Many job seekers completely misunderstand this question. When an interviewer asks you to tell a little about yourself, he wants to know about your educational qualifications, work experience and professional expertise. He has no interest in knowing what your hobbies are, which sport you are good at, who is your favorite Hollywood actor and so on.
When you are asked this question, you should take this opportunity to give the interviewer a professional personal bio that showcases you as being suitable for the job opportunity and better qualified for the opening than the other candidates out there.
Yes, not to appear as too robotic, you can reveal a bit about where you are from, which were the subjects you liked most in college and what are the things that you are really good at – as long as it makes you a more compelling choice for the job opening in the organization. Your answers should be crisp, informative, confident and articulate. You should find the right balance between humility and over confidence.
#2. Where do you see yourself five/ten years from now?
You may be asked about where you see yourself in a specific time frame, 5 years or 10 years. This is a ridiculously common question, asked in a lot of interviews. You should prepare well for this, and set goals for yourself. Write down the things you wish to accomplish in 5 or 10 years time, and work out how you’d be able to get there.
Work hard on this. But you should understand that the interviewers are not interested in a highly detailed narration of where you will be in 5 to 10 years or how you’re going to get there – they are only interested in finding out if you’re ambitious, clear about your goals, and are realistic enough about what you wish to achieve in life. You should project yourself as an eager learner and as someone who is going to be dedicated to his or her job.
#3. Tell me about your experience at your previous company.
Here, the recruiter is not interested in hearing about your bad experiences at your previous company and what led you to quit it. His interest lies in finding out if you’ve learned anything at all from your previous work experience which would benefit you in your new job. Does your previous job experience make it easier for you to fit into the job position that you’re seeking in the company?
The recruiter will want to know specific “success stories” – about how your intervention brought about a successful outcome in a previous job, such as, a valuable client account that was bagged by you, or a major problem that was solved. Now, be careful enough not to say anything that is untrue here, because this can be easily found out.

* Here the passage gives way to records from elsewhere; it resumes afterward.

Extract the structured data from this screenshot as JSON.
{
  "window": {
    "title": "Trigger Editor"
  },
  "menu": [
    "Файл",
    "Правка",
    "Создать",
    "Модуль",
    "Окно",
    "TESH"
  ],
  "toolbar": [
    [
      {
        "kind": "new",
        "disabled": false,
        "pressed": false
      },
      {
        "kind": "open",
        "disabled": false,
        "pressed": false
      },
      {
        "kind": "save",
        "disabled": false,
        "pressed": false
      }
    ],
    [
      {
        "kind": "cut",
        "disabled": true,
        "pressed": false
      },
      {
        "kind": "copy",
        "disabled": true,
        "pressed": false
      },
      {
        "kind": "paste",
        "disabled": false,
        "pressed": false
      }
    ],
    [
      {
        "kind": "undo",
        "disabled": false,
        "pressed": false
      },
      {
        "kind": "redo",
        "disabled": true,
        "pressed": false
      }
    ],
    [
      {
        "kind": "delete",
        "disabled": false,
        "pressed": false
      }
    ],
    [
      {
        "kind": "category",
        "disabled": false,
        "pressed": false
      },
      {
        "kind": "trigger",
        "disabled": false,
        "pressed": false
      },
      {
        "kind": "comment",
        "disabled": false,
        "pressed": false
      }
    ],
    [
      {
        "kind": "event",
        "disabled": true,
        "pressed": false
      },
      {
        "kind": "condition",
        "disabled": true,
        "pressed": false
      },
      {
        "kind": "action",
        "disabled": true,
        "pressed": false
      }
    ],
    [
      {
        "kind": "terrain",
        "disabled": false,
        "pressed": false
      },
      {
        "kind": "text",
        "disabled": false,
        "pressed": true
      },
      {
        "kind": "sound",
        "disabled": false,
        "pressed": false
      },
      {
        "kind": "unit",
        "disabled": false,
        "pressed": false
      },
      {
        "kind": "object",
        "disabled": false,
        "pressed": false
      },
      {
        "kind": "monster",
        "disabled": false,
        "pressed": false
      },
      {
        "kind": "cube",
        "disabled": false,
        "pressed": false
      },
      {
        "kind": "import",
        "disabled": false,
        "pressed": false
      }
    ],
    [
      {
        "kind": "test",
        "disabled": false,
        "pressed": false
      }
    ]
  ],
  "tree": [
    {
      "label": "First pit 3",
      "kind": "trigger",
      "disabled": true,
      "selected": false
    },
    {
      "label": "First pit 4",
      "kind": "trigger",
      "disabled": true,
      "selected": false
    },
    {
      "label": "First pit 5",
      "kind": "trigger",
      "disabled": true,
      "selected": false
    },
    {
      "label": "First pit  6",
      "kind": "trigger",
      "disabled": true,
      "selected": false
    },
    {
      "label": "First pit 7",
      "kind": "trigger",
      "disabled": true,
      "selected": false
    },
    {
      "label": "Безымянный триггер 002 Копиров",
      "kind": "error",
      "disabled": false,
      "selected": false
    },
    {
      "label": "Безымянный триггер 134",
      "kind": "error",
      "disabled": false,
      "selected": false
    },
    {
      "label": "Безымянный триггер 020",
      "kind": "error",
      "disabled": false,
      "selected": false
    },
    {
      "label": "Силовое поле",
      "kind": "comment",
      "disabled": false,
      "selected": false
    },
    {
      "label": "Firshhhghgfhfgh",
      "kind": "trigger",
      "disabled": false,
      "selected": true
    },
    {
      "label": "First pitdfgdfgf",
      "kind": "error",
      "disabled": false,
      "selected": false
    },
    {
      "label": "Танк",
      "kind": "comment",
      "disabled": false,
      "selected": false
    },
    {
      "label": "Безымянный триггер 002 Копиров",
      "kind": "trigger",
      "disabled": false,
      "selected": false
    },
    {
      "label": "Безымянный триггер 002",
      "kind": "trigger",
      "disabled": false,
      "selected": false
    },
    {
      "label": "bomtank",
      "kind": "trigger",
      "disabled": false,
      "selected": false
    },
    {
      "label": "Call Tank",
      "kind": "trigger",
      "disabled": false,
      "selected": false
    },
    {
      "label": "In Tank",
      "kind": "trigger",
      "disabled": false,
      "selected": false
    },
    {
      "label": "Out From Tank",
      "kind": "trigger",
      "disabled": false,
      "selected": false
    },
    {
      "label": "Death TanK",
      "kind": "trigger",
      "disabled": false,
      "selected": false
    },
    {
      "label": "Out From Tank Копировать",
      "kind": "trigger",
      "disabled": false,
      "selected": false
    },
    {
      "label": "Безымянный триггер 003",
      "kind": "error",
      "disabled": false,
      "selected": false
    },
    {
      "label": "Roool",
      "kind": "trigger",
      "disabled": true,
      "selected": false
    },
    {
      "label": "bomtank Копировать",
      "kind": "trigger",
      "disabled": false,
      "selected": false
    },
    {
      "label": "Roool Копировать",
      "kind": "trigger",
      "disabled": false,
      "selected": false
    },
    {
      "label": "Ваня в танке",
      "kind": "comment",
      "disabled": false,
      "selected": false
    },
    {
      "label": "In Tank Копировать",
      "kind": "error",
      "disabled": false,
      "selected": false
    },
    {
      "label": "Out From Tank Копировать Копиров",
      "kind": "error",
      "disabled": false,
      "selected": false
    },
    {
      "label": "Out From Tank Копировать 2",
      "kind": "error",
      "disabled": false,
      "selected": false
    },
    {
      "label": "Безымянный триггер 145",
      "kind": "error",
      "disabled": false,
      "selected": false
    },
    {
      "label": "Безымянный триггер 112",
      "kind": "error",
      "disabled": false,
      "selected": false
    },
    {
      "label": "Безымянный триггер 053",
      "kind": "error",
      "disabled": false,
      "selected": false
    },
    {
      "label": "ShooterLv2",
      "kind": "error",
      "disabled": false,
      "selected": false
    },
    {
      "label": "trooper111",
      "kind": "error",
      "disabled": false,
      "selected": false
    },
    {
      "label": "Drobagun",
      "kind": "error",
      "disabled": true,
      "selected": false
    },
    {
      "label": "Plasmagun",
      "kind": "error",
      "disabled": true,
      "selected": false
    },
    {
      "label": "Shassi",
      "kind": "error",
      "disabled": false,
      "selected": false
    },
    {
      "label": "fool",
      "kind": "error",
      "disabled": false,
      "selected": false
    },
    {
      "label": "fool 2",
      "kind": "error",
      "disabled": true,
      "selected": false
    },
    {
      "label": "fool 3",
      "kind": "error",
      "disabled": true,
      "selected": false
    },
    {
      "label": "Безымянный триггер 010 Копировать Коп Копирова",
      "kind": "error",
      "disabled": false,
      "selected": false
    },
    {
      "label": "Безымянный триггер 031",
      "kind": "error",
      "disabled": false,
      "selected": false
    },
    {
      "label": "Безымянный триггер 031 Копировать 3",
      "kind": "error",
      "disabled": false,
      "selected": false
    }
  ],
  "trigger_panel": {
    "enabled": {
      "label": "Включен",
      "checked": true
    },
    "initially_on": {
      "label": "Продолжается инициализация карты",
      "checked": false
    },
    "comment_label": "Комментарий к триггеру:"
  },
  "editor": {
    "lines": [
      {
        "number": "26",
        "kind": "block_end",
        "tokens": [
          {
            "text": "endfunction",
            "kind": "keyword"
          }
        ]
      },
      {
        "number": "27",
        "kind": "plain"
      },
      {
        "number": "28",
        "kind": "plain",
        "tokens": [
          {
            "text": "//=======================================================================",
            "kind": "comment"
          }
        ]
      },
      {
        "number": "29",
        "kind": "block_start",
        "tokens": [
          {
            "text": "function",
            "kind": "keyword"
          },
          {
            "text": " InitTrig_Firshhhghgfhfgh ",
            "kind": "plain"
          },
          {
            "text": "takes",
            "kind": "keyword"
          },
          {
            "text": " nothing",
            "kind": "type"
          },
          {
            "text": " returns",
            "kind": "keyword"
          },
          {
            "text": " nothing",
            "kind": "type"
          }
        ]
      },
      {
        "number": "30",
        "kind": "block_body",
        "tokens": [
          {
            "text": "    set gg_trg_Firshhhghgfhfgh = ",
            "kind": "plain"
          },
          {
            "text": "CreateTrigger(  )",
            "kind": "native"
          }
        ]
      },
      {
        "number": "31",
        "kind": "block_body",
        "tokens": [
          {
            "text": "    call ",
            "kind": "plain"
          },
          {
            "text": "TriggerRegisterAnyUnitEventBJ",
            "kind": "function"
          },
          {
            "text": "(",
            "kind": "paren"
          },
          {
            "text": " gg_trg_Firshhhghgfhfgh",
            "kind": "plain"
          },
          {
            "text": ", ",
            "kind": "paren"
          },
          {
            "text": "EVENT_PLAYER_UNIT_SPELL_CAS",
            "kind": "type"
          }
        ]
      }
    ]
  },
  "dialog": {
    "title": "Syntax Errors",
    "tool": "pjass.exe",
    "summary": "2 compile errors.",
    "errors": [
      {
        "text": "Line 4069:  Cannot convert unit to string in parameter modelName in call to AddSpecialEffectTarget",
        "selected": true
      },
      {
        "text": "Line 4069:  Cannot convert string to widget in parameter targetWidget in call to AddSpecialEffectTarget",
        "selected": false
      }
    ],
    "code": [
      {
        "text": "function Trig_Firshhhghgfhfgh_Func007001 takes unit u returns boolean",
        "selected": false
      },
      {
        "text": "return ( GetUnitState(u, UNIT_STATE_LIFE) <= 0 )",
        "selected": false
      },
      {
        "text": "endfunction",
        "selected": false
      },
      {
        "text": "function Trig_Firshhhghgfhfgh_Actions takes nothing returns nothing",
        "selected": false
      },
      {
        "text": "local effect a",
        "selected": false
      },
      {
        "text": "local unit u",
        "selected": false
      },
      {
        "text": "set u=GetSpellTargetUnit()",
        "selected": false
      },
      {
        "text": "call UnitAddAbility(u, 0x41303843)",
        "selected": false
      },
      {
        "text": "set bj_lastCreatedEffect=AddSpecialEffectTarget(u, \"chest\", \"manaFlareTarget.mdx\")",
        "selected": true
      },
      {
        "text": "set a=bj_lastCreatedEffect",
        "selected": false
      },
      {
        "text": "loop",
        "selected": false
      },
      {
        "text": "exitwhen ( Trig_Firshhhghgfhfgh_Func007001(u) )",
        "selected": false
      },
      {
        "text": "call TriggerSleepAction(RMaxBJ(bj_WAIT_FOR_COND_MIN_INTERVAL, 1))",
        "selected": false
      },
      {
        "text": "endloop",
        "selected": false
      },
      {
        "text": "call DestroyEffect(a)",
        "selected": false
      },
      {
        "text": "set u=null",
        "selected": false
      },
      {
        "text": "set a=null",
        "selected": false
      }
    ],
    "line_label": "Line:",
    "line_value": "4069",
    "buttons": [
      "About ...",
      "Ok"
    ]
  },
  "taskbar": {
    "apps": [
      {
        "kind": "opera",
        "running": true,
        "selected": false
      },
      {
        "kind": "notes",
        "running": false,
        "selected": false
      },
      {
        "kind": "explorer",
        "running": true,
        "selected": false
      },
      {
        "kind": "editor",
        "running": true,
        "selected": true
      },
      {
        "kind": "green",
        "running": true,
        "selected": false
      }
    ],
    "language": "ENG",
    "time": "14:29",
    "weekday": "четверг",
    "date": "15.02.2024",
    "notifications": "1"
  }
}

#4. Tell me about your strengths and weaknesses.
This is often a tricky question, which is asked in every single interview, and yet most job seekers mess it up badly, every single time. Mention 3 or 4 positives, which should be simple enough, you would know about your strengths. But this shouldn’t be an empty boast, because the interviewer is too smart to fall for that. When talking about your weaknesses, be honest and but don’t reveal too much. Don’t reveal a weakness that would hurt your prospects. The weaknesses should be of a moderate nature, nothing that would negatively impact your work at the new company.
#5. Why do you want to work here?
Actually, this is a question you should ask yourself before appearing for the job interview. If there is no compelling reason for you to work in a particular firm, then you probably shouldn’t look for a job there either. Your reasons for joining a particular company should be something more than just the salary on offer. The interviewer won’t be impressed if you simply say that you’re there for the money. You should explain what the company means to you and what you have to offer it, and why you are such a perfect fit for the organization.